An attractively designed working model of the first Greek-designed lithium ion "smart" battery for households will be ready in February 2018, the co-founder and CEO of the Greek firm Intelen Inc told the Athens-Macedonian News Agency (ANA) radio station 'Praktorio 104.9 FM' on Wednesday. Talking to the radio station, Dr. Vasilis Nikolopoulos talked about the collaboration of two Greek firms currently working to develop the first model of a lithium ion 'smart' battery for commercial use, along the lines of those designed by Tesla in the US or Mercedes in Germany.
Nikolopoulos said his team is working with young Greek researchers at the Demokritos research centre, who have set up a specialised company and developed a new lithium ion electrode enriched with graphene, which has superior power storage behaviour. This technical innovation is combined with software to create a smart battery and this is where Intelen comes in, Nikolopoulos added.
"We are contributing the algorithms we have created, years ago now, in order to make and have ready, in the first third of 2018, a prototype battery that we will also test in Greece," he said.
The "smart" element of the battery, he noted, was managing the stored energy in ways that dovetail with each consumer's domestic consumption patterns and minimise energy costs. An attractively designed prototype that a domestic consumer could install at home should be ready in February, he said. Consumers could combine the battery with solar power panels, or cheaper off-peak power rates, to minimise their power consumption costs, he added.
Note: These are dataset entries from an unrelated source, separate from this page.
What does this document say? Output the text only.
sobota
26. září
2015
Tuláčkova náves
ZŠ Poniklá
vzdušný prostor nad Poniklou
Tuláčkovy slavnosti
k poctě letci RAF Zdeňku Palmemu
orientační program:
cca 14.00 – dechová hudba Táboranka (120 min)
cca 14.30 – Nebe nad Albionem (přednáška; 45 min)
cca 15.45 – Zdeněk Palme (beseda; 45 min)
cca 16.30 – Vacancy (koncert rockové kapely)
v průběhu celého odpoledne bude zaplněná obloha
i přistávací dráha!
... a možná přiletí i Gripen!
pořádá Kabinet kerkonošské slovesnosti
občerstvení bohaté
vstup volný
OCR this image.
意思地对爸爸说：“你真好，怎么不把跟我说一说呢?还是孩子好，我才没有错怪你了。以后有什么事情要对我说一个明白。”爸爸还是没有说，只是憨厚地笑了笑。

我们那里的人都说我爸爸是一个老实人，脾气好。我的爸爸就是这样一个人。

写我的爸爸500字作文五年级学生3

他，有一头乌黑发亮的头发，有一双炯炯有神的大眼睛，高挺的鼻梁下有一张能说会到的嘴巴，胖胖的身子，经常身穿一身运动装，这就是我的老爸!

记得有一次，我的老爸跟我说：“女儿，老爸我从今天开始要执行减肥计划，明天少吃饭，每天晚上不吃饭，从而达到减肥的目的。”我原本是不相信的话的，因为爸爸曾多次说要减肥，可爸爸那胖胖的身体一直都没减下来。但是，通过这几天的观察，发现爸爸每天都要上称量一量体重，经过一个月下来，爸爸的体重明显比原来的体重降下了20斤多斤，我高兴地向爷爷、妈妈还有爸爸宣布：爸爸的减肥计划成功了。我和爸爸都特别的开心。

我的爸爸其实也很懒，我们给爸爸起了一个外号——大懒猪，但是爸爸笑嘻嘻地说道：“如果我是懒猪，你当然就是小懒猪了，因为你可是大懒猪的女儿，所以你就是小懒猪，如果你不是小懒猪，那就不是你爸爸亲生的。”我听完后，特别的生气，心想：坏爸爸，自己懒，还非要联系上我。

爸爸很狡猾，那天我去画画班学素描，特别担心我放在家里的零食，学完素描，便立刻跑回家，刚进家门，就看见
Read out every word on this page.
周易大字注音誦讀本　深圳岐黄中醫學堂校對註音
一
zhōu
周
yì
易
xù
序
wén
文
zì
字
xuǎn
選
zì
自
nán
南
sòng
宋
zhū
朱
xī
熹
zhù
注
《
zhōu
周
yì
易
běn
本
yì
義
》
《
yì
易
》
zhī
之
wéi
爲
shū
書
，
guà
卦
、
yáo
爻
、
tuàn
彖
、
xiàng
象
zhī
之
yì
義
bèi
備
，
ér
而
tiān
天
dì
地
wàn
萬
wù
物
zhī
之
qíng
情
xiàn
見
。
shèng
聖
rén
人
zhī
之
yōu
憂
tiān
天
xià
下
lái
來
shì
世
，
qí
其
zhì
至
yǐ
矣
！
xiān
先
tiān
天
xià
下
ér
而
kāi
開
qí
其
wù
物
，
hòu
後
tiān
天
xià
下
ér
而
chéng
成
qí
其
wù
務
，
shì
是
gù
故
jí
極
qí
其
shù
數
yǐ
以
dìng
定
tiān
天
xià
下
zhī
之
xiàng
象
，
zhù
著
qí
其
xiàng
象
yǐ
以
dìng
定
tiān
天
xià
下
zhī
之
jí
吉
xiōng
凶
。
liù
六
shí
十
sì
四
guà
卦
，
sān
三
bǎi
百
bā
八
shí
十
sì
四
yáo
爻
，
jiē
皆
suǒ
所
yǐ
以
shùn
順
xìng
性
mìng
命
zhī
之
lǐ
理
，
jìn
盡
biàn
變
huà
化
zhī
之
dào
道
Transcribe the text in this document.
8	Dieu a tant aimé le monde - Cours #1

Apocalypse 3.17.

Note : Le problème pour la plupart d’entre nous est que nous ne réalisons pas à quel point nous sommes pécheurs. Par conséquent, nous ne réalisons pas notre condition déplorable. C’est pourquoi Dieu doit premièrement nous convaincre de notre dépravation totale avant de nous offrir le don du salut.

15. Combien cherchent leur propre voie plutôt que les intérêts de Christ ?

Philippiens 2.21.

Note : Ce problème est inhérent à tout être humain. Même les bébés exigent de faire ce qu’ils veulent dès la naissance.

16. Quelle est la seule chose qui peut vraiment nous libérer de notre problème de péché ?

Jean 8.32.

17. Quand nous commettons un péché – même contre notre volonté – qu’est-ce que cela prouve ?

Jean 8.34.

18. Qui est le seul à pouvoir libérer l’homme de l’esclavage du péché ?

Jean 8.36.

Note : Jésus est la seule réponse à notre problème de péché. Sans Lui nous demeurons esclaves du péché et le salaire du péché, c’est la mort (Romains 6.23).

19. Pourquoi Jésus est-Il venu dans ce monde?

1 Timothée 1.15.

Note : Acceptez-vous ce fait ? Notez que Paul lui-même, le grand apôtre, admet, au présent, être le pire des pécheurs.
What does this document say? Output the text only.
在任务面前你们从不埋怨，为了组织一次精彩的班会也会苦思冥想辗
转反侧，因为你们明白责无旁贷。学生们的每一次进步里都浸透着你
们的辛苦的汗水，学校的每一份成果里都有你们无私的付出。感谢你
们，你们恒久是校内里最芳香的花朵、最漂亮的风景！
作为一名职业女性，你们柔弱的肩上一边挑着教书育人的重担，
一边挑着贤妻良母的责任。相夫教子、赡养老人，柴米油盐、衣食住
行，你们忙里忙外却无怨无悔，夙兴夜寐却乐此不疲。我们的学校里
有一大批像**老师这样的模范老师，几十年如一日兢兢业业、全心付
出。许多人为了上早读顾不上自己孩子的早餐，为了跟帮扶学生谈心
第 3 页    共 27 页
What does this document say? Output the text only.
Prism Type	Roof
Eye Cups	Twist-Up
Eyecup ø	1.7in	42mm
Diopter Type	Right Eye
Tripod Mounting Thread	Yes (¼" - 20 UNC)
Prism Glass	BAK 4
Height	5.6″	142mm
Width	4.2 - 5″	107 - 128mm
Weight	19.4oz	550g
For the time being, the cost of the lithium ion batteries remains high, Nikolopoulos pointed out, meaning that some sort of incentive or subsidy was needed to make the investment economically viable for households. He noted that new laws and European directives after 2018 will introduce fluctuating power prices to Greece, with the cost of power varying throughout the day. A smart battery would allow households to store up energy when prices were low and then used the stored power when prices are high.